According to the Central Electricity Authority, around 29 hydroelectric projects above 25 MW, aggregating approximately 13,673 MW, are currently at various stages of implementation across the country. Further, India’s hydro capacity addition programme for 2026-27 targets 6,730 MW of capacity addition, including the recently commissioned 250 MW unit of the Tehri pumped storage project (PSP). At present, India’s installed hydropower capacity, including PSPs, stands at over 51 GW, accounting for nearly 10 per cent of the country’s total installed generation capacity.
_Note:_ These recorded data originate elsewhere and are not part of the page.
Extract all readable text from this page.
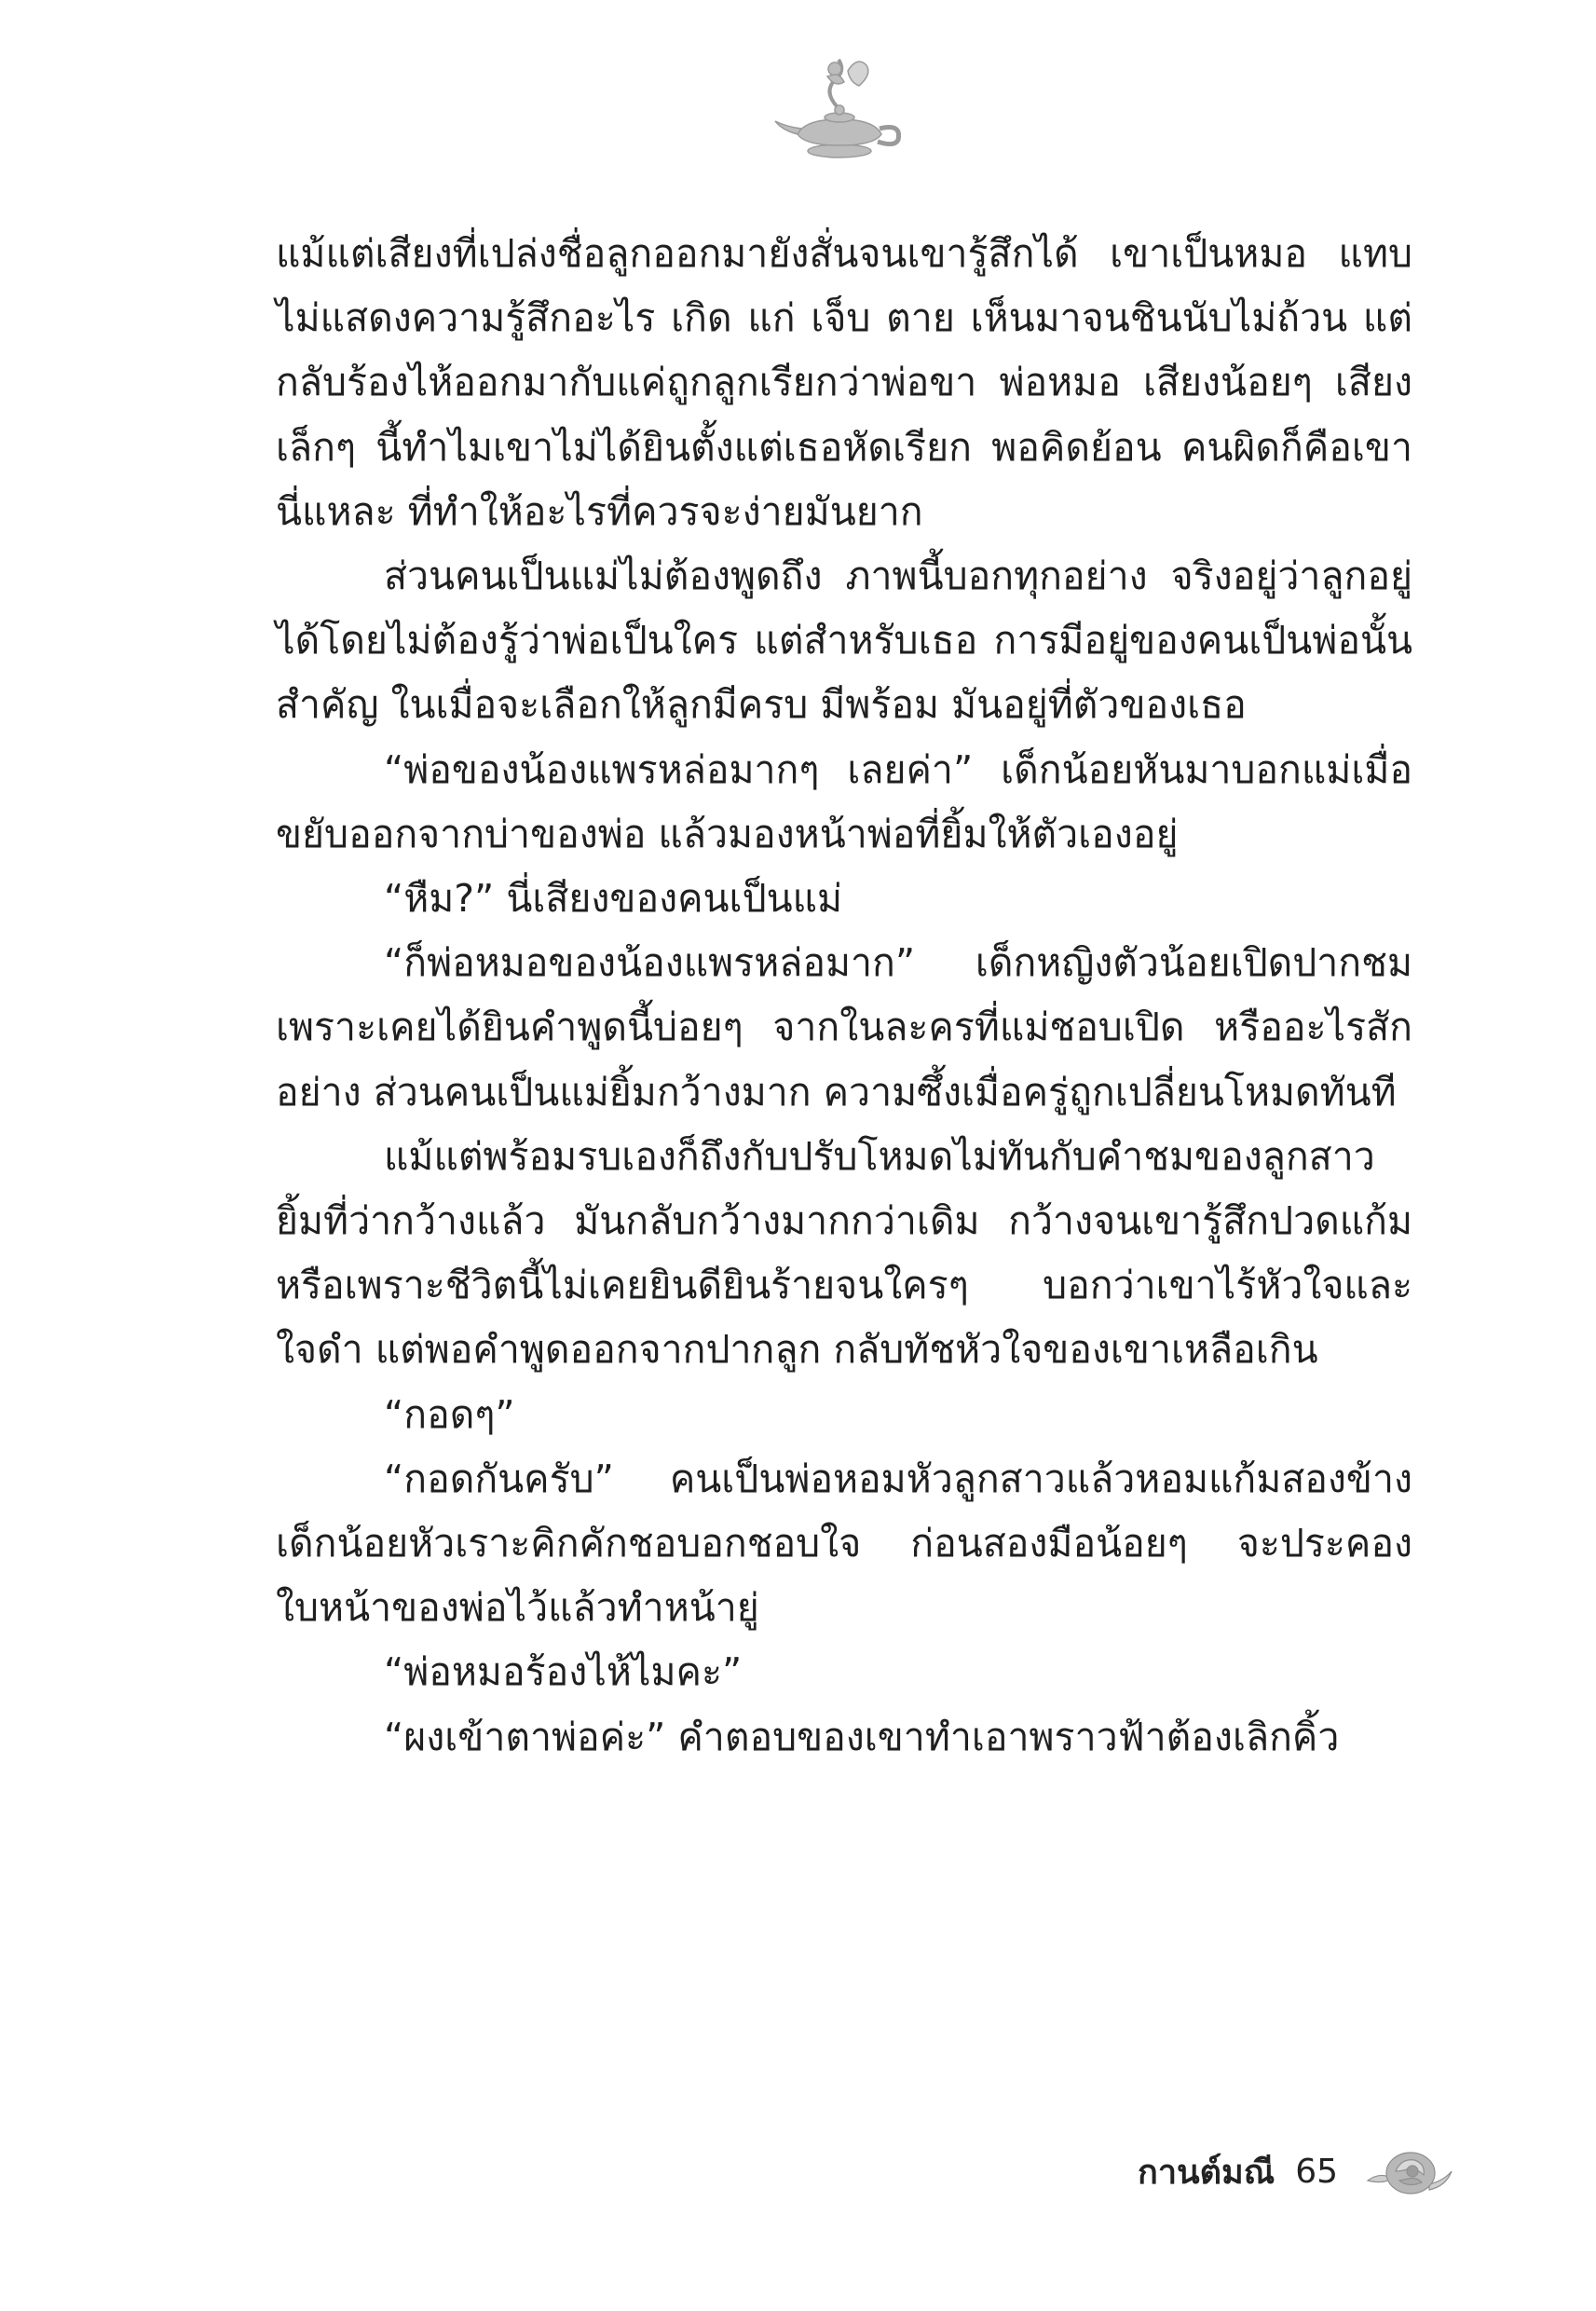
แม้แต่เสียงที่เปล่งชื่อลูกออกมายังสั่นจนเขารู้สึกได้ เขาเป็นหมอ แทบไม่แสดงความรู้สึกอะไร เกิด แก่ เจ็บ ตาย เห็นมาจนชินนับไม่ถ้วน แต่กลับร้องไห้ออกมากับแค่ถูกลูกเรียกว่าพ่อขา พ่อหมอ เสียงน้อยๆ เสียงเล็กๆ นี้ทำไมเขาไม่ได้ยินตั้งแต่เธอหัดเรียก พอคิดย้อน คนผิดก็คือเขานี่แหละ ที่ทำให้อะไรที่ควรจะง่ายมันยาก

ส่วนคนเป็นแม่ไม่ต้องพูดถึง ภาพนี้บอกทุกอย่าง จริงอยู่ว่าลูกอยู่ได้โดยไม่ต้องรู้ว่าพ่อเป็นใคร แต่สำหรับเธอ การมีอยู่ของคนเป็นพ่อนั้นสำคัญ ในเมื่อจะเลือกให้ลูกมีครบ มีพร้อม มันอยู่ที่ตัวของเธอ

“พ่อของน้องแพรหล่อมากๆ เลยค่า” เด็กน้อยหันมาบอกแม่เมื่อขยับออกจากบ่าของพ่อ แล้วมองหน้าพ่อที่ยิ้มให้ตัวเองอยู่

“หืม?” นี่เสียงของคนเป็นแม่

“ก็พ่อหมอของน้องแพรหล่อมาก” เด็กหญิงตัวน้อยเปิดปากชมเพราะเคยได้ยินคำพูดนี้บ่อยๆ จากในละครที่แม่ชอบเปิด หรืออะไรสักอย่าง ส่วนคนเป็นแม่ยิ้มกว้างมาก ความซึ้งเมื่อครู่ถูกเปลี่ยนโหมดทันที

แม้แต่พร้อมรบเองก็ถึงกับปรับโหมดไม่ทันกับคำชมของลูกสาว ยิ้มที่ว่ากว้างแล้ว มันกลับกว้างมากกว่าเดิม กว้างจนเขารู้สึกปวดแก้ม หรือเพราะชีวิตนี้ไม่เคยยินดียินร้ายจนใครๆ บอกว่าเขาไร้หัวใจและใจดำ แต่พอคำพูดออกจากปากลูก กลับทัชหัวใจของเขาเหลือเกิน

“กอดๆ”

“กอดกันครับ” คนเป็นพ่อหอมหัวลูกสาวแล้วหอมแก้มสองข้าง เด็กน้อยหัวเราะคิกคักชอบอกชอบใจ ก่อนสองมือน้อยๆ จะประคองใบหน้าของพ่อไว้แล้วทำหน้ายู่

“พ่อหมอร้องไห้ไมคะ”

“ผงเข้าตาพ่อค่ะ” คำตอบของเขาทำเอาพราวฟ้าต้องเลิกคิ้ว

กานต์มณี 65
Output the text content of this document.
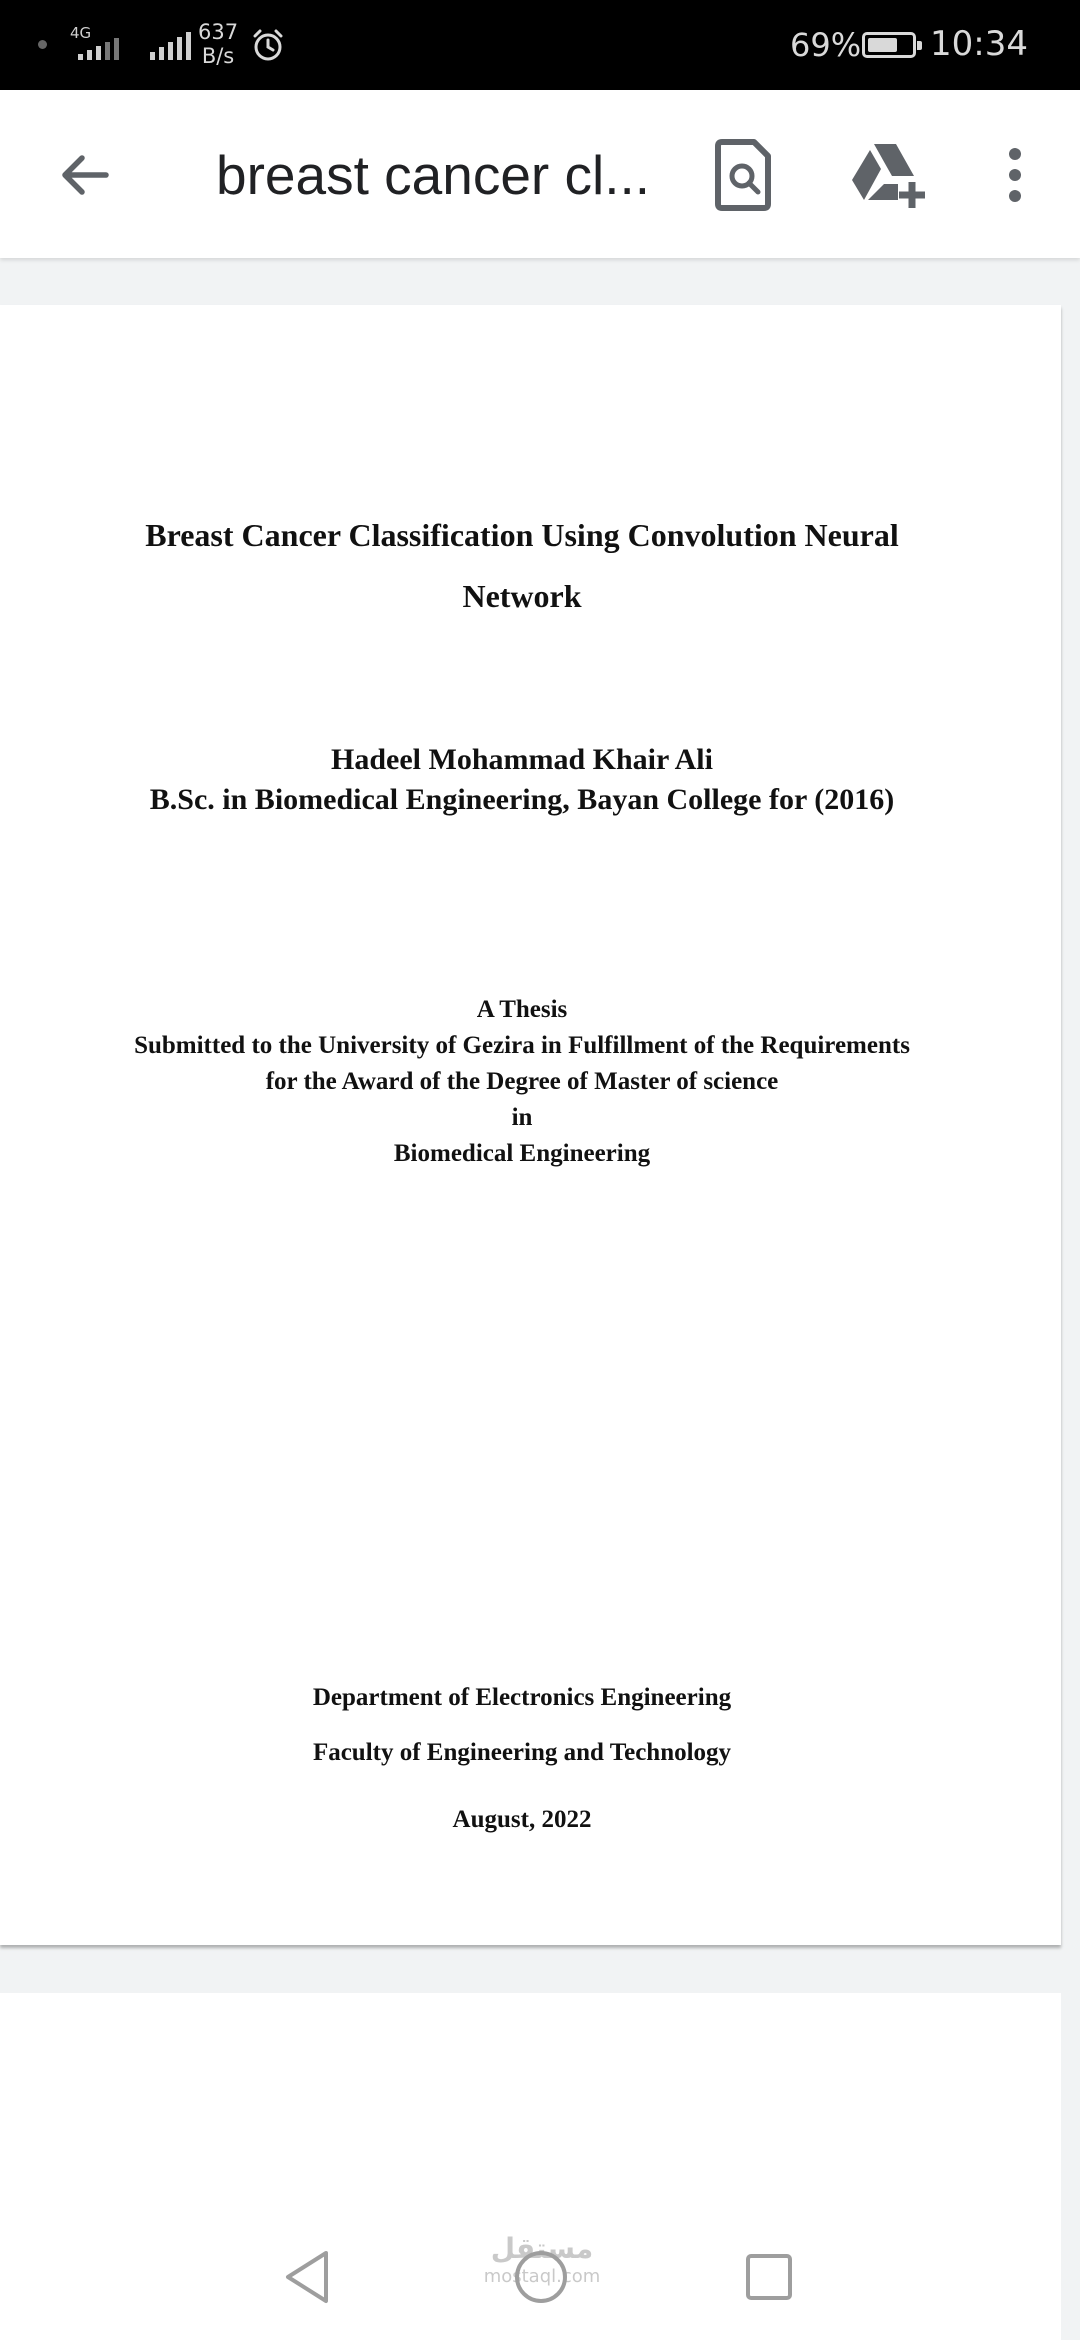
4G	637
B/s	69% 10:34
breast cancer cl...
Breast Cancer Classification Using Convolution Neural
Network
Hadeel Mohammad Khair Ali
B.Sc. in Biomedical Engineering, Bayan College for (2016)
A Thesis
Submitted to the University of Gezira in Fulfillment of the Requirements
for the Award of the Degree of Master of science
in
Biomedical Engineering
Department of Electronics Engineering
Faculty of Engineering and Technology
August, 2022
مستقل
mostaql.com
However, a substantial portion of the existing hydropower fleet connected to the Indian grid is ageing and gradually becoming technologically outdated, particularly in view of evolving cybersecurity requirements and modern grid operation standards. In this scenario, renovation and modernisation, combined with comprehensive automation, has emerged as a strategic necessity rather than merely a technological upgrade. Modern hydropower stations are required to operate within a highly dynamic power system dominated by solar and wind. Unlike the conventional baseload and peaking power operation of earlier decades, hydro stations today must support rapid ramping, frequency regulation, voltage fluctuations, spinning reserves, black-start capability (wherever possible) and ancillary services for maintaining grid stability. Consequently, automation systems have become central to ensuring the future readiness of hydropower plants.
The modernisation process involves the deployment of advanced supervisory control and data acquisition (SCADA) systems, online condition monitoring platforms, predictive maintenance tools, high speed communication networks, digital governors, advanced unit control systems, numerical protection relays and automatic energy management systems. These automation interventions are essential for improving operational reliability, preventing major equipment failures, meeting plant availability factor requirements and ensuring compliance with evolving regulatory standards. The Central Electricity Regulatory Commission (CERC), through the Indian Electricity Grid Code Regulations, 2023, has mandated several automation-linked requirements for generating stations. These include the integration of generating units with automatic generation control, implementation of turbine governor-based primary frequency response, and deployment of automatic voltage regulators, power system stabilisers and advanced telemetry and communication systems linked to load despatch centres. In addition, interface energy meters with automatic meter reading facilities are now critical for modern grid energy accounting.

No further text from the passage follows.